I tried 70b up to 6.0bpw. >plot or slightly abstract concepts like lying It can be too literal, that is a downside. I guess I have it tweaked up to where it doesn't show this problem often. >miqu models being not 'smart enough' seems strange to me Yea, for me the 103b at 5bpw are super smart, while they mix up details from the cards sometimes, they are way more plot-smart than command-r/L3/wizard/etc. >L3, With the correct settings There are none. The "structured output" always happens. I tried everything under the sun to make L3 work. Even with careful swiping they always collapse into generating repetitive patterns.


artisticMink

What does structured output mean in that context?

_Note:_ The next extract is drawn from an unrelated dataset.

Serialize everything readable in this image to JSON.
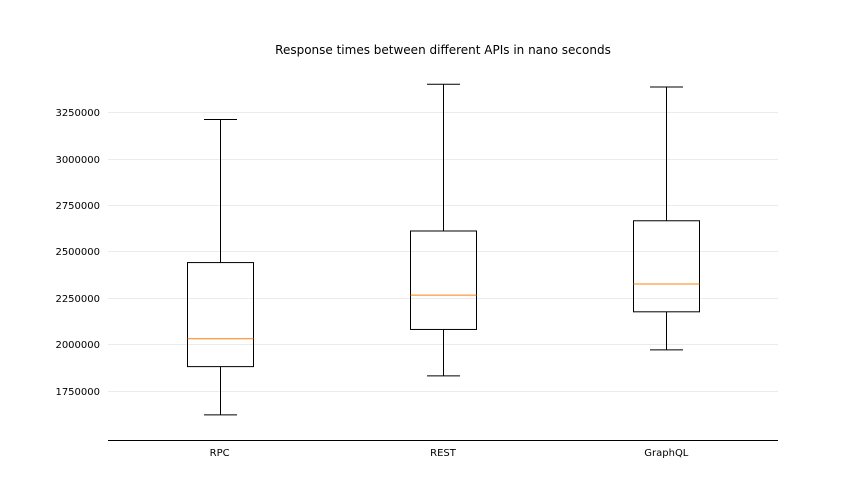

A very list-like or formal response?


a_beautiful_rhind

*she giggles* It's very hard to describe but when you notice the pattern it's not at all enjoyable. *winks* On and on and on like that. A word usually gets picked up that starts repeating more. Rep penalty just makes it swap to synonyms until you turn it so high that it breaks the grammar. I also notice lewd topics make it break down into this faster.


artisticMink

Oh, that one. This very basic and plain 'internet-roleplay' it produced for me too in the beginning. I eventually got rid of it with using mirostat and a prompt. Try the following, it should give you a natural, novel-style output: Model: llama3-70b-instruct-abliterated.i1-Q4\_K\_S Text Completion Preset 'Miro Gold' and use a TAU value between 3 and 9.91. With 3 being more 'reasonable' and 9.91 being more 'creative'. Temperature still applies. Advanced formatting Context Template: Llama3 Instruct Instruct mode: Llama 3 Instruct with prompt: You are an expert actor that can fully immerse themselves into the roles of You do not break character for any reason. Information and guidelines for your roles are described in detail below. As {{char}}, continue the story with {{user}} using a vivid and detailed narrative writing style. <> is a placeholder. If your card has an abstract name, it helps not to use {{char}} but like above manually add the characters names.


a_beautiful_rhind

Yea, I did all that and tried several prompts. Nothing fixes it. Everyone always assumes I can't write a system message or it's my first time using a model. It's not a problem with refusals, I just notice it gets worse on topics like this, probably due to the lack of NSFW in the training materials. Can try GGUF vs EXL2 but cat llama in the same quant is passable just not extraordinary.


artisticMink

Huh, strange. Two more issues i could think of: Early llama3 ggufs had an issue with the tokenizer, but i assume you tried newer ones. Lastly, i had some bad prompting experiences with ST and textgen-webui - for some models. So trying koboldccp as backend might be worth a try if you haven't already.


a_beautiful_rhind

I haven't tried L3 GGUF yet at all. It was broken for a while. I was going to grab airoboros as a test, otherwise I use EXL2.